Indeed, as my students are well aware, part of hospitality they’ve received is about money, but another part of it is about Paris’ well-deserved pride in itself as a cultural center.  So perhaps that’s why the curator at the Pompidou was a little disappointed on Monday when, despite all the fascinating stories he told them about the history of some of the works of art, the one time he had their full and rapt attention was when he said, “Now I’m going to show you the most expensive painting in the world.”  (In case you’re wondering, it’s a Lucien Freud painting that was sold to a Russian collector for $430 million, to which someone said, “But it’s just an ugly, fat naked lady.”).

While they might not be getting the codes for good art, they are figuring out other codes.  “Khadija, Fatima, Aisha,” the man selling Eiffel Tower key chains in a Paris park called out after the students here, almost running with his bundle to catch up with them.  Those aren’t, for the most part, their names, but he knew he had spotted some Gulf Arabs and was attempting to make a connection by calling out as many female names from the Koran as he could, as code for “I’m Muslim just like you.”  Of course he’s not just like them, and they know it and he knows it.  What they know is that everyone from every income level and status level has an interest in them, because they are from Abu Dhabi and because they are women from Abu Dhabi.   And sitting a Paris café watching them decipher their odd celebrity is more complex entertainment than the Da Vinci Code.

Silence As Golden As Sand

“Silence” is a relative word, referring to how quiet a place is compared to other times.  Silence in a home still involves the hum of the fridge, the heater, the creaking in the wood, the wind on the windows, and so many other things.  Outside, it means the birds still chirping, bugs buzzing, the breeze, a car going by on a distant highway.

Golden Silence

But nature showed my brother and I definite silence when I took him to Liwa on his short visit to Abu Dhabi.  Liwa is the center of the Empty Quarter, Liwa being the oasis in an the unforgiving terrain of spectacular tawny sand swirls going up and down dunes in what I’ve been told is the world’s largest sand desert.  It was just after a holiday, and so no one was traveling–the usual dune hiking was absent as we drove to the most famous and tallest of the dunes.  Merheb Dune is sadly surrounded by concession stands and race tracks that minimize its beauty.  So we went back and stopped at a spot with no duning tracks.  Like I have done for everyone that has come to visit, I wanted my brother to experience the sensation of running up and down a dune, your feet sinking into pockets of hot and cool softness as the sun creates patterns on it.  At the top of one dune, we stopped so he could take a picture.  And that’s when the silence got to us.  We hadn’t grown up with even the pretension of silence inside or outside out home, and as adult both our worlds were noisy, his with rockets and children and mine with a long list of big cities.  I don’t think we’d ever heard total silence:  not an insect or bird, not a trace of wind, no human noise except the noise that is always in our heads, and even that seemed to quiet down.  “What is that?” I asked. “Silence,” he shrugged.  “Kind of freaky, huh,” I answered.  “Cool, too,” he said.  Silence as golden as the sand literally was. We kept waiting for something in nature to make a sound, but nothing did.

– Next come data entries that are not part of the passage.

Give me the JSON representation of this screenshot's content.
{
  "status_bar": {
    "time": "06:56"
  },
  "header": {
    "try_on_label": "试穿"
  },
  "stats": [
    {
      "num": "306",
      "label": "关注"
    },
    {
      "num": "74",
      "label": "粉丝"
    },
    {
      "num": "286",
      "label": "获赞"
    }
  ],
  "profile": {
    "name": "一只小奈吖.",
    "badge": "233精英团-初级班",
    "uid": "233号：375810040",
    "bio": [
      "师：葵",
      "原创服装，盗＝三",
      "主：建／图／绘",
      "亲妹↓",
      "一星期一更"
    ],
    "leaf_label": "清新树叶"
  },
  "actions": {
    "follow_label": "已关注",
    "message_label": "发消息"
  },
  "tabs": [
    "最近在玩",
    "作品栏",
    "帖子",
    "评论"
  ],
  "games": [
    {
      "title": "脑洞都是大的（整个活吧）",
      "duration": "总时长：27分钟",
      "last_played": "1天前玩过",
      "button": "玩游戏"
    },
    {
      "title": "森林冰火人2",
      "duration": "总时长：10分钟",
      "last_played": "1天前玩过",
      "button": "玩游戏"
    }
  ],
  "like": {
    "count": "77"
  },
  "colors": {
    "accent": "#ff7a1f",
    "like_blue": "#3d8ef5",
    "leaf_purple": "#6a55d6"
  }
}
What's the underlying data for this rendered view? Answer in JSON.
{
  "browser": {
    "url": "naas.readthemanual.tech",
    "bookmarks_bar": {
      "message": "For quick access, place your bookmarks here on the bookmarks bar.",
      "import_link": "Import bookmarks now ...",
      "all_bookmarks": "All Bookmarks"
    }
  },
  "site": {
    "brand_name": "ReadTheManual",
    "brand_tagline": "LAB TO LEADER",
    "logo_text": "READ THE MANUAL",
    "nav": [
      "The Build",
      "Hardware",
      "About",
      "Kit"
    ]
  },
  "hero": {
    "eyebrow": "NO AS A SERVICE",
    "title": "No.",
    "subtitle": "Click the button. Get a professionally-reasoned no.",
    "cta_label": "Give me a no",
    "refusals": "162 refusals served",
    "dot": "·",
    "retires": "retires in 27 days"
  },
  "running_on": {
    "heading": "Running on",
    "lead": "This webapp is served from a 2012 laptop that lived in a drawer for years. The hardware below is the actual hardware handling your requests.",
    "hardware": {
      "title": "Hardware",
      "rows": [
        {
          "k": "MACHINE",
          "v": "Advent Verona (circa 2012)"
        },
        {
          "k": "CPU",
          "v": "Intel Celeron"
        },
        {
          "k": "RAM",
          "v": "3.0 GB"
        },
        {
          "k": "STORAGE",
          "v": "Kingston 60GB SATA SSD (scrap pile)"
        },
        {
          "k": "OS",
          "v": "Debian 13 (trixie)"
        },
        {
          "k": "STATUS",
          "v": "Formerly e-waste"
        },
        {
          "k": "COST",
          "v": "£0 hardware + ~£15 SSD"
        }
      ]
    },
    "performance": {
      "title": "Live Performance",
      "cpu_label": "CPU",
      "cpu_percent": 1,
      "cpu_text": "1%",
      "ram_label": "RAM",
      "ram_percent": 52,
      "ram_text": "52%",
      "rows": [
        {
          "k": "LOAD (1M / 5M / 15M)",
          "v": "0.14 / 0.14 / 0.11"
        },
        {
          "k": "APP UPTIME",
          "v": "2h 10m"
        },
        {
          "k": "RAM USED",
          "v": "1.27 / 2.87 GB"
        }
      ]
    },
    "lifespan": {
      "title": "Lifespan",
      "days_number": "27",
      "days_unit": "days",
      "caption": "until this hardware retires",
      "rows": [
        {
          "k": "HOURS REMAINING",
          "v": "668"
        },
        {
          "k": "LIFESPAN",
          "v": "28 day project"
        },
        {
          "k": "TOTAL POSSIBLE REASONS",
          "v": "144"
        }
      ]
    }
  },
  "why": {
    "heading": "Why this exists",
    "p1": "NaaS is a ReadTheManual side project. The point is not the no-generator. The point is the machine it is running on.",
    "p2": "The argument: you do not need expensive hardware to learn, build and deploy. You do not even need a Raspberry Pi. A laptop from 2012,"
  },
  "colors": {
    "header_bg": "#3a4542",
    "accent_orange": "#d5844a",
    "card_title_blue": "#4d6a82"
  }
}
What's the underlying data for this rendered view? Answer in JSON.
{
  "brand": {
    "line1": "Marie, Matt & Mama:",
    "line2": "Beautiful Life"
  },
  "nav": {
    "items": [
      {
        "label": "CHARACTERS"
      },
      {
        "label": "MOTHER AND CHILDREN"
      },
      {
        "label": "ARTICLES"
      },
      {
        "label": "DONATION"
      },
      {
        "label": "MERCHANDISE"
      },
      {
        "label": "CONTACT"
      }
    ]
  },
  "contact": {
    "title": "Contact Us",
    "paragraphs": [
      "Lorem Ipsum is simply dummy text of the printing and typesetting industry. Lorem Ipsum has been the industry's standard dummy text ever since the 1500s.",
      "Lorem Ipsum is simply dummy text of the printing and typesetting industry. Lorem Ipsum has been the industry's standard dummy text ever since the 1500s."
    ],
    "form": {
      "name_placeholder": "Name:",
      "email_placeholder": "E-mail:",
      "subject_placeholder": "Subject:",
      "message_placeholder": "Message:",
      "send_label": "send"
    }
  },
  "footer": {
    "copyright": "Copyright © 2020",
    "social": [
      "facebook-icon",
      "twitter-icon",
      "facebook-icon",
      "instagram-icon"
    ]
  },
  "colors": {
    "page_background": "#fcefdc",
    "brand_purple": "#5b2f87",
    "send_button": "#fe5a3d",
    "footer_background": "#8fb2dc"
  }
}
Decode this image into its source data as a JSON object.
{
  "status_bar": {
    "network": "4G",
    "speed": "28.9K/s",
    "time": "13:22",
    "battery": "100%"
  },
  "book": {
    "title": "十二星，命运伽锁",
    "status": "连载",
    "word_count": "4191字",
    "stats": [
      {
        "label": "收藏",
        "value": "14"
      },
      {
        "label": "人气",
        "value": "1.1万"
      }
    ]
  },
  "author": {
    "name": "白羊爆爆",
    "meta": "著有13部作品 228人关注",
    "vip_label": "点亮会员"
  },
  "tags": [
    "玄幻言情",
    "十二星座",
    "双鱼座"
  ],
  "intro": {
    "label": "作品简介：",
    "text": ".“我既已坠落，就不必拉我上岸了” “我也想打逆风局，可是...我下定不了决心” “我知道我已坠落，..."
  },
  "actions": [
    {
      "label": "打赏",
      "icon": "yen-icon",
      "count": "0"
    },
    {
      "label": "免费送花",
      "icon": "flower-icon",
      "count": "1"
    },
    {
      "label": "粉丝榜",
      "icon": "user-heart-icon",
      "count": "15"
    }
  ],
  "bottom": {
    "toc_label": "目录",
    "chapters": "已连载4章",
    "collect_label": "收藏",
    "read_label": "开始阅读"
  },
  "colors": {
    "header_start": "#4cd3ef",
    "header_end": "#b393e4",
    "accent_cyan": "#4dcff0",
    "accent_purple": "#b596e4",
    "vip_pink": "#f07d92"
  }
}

I don’t know if there is anywhere else to experience absolute silence.  That’s why I was a little saddened the other day to hear about new plans Abu Dhabi has to build several resorts in the area and expand the population over the next few years by 350,000.  Perhaps it will help the Bedouins of the area have a better life, but maybe there is an easier way to give them that chance, a quieter way, a way that will not defy the reasons it has been called the Empty Quarter for so long.